今になれば、菅首相が国家の非常事態であると、まず直覚したのは、正しかった。その上、その直覚を行動に結びつけることができたという事実は、腰の可動性が十分であり、決断力という点からは、リーダーとしての資質の片鱗を示していたということだ。


    一方、この天下りコメンテンターと同席していた自民党の若手議員には失望した。
   尖閣君が代問題では威勢のよかった目の細い議員男は、被災者に直接出来ることは国会議員にはない、と言いきった。なぜならば、国会議員が視察に行くと地元の負担になるからだと言った。そして暗にヘリコプターで福島原発を視察した首相を揶揄した。この件については朝日新聞小泉首相時代の官邸で敏腕を発揮したと言って、後になってメディアに登場した某氏のコメントとして「ヘリコプター視察は暗愚で慎むべきだった」と囲み記事を載せていた。

        だが、自分にわからない根本的な問題について、出来るだけ多くの要因を思い出しながら思考をめぐらそうとすれば部屋に閉じこもったり、本を読んだり、専門家を招集してバラバラな意見を耳に入れたりする、というのは最悪の選択だ。正しい対処法のいくつかを列挙すると・・。
    ・まず現場にいく
    ・できるだけ大きな全体像をつかむ
    ・考えるときはイラ菅と揶揄されても、貧乏ゆすりをしたり、ぐるぐる歩き回って、エコノミー症候群をふせぐ
    ・居眠りと揶揄されようとも、少ししでも睡眠をとって脳を最良の状態に保持する。
      (イギリスのチャーチル首相は必ず、午睡をとって判断ミスを防いでいた)


   首相が正しい判断のために福島原発上空ではなくて、上高地上空への空中散歩を実行したとしても私はこれを支持する。いわんや現場に急行したのだから誉められることはあっても非難されるべき筋合いは皆無だ。メディア研究者はこの間の文献を精査すれば書き手の中の隠れ自民党策士と判断行動の本質についての科学的素養の欠落者との二者を取り出せるだろう。
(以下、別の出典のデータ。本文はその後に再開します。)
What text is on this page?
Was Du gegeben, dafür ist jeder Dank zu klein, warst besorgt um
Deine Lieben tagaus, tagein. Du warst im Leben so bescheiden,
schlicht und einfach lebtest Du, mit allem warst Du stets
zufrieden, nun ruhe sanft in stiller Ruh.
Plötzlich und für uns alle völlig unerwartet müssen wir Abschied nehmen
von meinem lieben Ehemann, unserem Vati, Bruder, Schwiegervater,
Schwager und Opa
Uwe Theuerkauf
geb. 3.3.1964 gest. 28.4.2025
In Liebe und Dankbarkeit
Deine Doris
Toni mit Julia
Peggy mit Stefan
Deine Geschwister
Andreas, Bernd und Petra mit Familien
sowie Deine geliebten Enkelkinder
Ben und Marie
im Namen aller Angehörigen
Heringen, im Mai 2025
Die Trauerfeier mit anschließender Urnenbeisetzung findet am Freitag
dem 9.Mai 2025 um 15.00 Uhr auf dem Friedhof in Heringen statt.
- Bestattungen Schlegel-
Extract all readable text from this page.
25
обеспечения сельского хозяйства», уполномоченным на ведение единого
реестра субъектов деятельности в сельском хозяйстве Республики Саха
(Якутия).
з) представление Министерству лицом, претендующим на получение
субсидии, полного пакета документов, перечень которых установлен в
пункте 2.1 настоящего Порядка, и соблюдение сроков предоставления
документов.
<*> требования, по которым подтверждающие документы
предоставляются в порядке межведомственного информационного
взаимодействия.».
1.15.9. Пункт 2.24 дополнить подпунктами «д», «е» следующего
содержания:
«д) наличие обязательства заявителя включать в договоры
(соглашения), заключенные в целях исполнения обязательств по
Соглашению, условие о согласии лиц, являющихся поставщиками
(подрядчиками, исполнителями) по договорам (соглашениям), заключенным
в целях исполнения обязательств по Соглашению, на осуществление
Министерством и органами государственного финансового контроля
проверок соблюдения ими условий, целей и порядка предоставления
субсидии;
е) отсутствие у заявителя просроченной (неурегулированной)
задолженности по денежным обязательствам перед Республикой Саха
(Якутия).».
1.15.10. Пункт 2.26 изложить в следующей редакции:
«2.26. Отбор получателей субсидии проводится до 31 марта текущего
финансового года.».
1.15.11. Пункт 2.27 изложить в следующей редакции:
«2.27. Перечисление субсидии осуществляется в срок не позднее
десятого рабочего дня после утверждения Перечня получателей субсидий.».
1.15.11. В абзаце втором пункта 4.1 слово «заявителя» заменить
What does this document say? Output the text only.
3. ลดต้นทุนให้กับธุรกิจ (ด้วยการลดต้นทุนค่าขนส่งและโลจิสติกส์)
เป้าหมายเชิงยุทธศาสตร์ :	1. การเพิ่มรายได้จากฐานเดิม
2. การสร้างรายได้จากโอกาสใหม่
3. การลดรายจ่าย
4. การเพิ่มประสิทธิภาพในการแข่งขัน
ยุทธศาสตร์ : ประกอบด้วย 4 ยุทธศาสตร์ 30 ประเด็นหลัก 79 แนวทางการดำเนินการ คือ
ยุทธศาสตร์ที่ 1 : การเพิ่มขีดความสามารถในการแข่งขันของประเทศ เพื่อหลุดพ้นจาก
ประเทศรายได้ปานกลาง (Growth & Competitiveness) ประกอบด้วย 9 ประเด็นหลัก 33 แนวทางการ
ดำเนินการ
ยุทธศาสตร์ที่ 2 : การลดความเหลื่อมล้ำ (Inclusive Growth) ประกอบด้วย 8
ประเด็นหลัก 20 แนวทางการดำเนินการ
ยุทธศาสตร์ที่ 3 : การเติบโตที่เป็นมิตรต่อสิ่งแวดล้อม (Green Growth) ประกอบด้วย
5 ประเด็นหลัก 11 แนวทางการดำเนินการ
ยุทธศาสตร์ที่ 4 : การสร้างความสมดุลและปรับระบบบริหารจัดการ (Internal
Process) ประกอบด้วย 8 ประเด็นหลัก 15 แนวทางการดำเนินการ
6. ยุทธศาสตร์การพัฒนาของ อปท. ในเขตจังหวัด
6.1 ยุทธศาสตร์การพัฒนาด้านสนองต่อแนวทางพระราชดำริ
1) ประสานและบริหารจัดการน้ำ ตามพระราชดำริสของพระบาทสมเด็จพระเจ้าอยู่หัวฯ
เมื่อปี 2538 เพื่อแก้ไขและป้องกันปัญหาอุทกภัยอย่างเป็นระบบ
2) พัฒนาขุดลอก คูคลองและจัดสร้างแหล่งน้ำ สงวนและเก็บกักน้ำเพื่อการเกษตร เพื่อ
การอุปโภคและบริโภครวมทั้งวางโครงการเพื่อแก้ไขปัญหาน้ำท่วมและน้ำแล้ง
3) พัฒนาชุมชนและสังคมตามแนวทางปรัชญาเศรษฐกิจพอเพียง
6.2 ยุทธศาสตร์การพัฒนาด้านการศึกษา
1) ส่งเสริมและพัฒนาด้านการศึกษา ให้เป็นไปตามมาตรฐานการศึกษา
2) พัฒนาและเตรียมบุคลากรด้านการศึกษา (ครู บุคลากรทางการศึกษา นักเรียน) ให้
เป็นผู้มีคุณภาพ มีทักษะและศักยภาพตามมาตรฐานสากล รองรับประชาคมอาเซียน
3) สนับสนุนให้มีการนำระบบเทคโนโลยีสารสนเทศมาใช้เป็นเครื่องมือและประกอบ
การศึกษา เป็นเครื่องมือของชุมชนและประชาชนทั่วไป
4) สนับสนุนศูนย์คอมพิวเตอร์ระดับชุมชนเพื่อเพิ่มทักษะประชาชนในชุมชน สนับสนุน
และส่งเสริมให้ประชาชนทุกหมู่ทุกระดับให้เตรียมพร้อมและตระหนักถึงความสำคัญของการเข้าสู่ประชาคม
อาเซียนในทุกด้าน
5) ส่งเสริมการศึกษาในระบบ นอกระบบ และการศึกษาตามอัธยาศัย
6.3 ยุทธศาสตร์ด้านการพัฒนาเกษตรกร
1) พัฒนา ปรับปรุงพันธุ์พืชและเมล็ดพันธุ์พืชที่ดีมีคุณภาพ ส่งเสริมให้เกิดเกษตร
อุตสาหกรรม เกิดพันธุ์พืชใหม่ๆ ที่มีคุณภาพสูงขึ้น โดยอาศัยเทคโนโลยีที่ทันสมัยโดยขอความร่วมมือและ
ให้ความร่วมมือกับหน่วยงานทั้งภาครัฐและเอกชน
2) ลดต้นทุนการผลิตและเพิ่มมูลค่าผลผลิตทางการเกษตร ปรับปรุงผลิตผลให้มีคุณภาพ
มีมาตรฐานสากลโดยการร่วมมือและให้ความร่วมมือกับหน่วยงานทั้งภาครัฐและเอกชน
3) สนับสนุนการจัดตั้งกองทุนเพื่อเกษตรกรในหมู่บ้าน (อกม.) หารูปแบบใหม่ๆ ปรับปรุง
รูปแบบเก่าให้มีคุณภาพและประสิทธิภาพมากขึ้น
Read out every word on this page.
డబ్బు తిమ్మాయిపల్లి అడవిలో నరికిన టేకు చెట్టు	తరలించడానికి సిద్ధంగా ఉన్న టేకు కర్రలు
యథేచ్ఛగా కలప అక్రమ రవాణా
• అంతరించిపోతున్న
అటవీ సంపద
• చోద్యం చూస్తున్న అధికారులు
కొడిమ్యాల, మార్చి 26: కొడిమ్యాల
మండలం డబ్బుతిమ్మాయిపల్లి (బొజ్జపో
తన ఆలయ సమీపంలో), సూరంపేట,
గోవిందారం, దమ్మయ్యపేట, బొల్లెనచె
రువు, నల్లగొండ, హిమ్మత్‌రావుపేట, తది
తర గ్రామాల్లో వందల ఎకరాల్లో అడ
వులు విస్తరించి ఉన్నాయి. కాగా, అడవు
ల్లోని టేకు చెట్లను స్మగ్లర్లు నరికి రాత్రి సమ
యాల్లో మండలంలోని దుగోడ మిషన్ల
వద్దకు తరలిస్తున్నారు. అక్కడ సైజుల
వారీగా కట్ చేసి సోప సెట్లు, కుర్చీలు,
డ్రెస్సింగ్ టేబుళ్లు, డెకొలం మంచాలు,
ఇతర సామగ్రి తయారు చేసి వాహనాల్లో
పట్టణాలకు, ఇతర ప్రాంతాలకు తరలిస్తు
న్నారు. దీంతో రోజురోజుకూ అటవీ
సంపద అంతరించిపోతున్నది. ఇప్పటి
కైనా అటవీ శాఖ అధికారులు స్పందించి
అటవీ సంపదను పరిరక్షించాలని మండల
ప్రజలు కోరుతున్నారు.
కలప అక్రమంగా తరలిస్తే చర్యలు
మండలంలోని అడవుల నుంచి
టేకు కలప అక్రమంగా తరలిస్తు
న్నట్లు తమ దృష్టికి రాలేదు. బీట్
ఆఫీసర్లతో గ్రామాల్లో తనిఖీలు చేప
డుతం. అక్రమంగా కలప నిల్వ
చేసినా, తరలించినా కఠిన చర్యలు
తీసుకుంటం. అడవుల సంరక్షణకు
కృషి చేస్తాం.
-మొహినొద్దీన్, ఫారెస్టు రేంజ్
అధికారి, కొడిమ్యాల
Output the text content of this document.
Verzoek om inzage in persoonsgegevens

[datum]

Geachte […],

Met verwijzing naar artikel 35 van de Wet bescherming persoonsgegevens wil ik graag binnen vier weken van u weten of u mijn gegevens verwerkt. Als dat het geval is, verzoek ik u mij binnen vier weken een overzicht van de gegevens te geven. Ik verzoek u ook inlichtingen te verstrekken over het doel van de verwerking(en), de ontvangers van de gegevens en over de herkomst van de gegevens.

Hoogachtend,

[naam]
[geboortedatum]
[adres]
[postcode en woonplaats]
     さらに、尖閣問題で威勢の良かったこの議員には「自分で出来ることは何か」すら考えることができないことが明確になった。20kmからの退避勧告が出た後なのだし、25日にはすでに30km圏内の自宅退避者の生活に大きな支障が出ている事はすでに知られていた事実である。
     自宅退避というのは、24時間の積分被ばく量を考えてのことなのだから、1時間程度、域内に入って物資を届けたりする分には十分安全なはずだ。国会議員が率先してそういう行動を起こして、放射線を量としてとらえるキャンペーンをなぜ展開できなかったのか。そういうボランティアを組織できなかった、つい最近まで最大政党であったし、いまでも全国に莫大な量の不動産を私有している自民党は政治集団としての役割を終えている、と判断するしかない。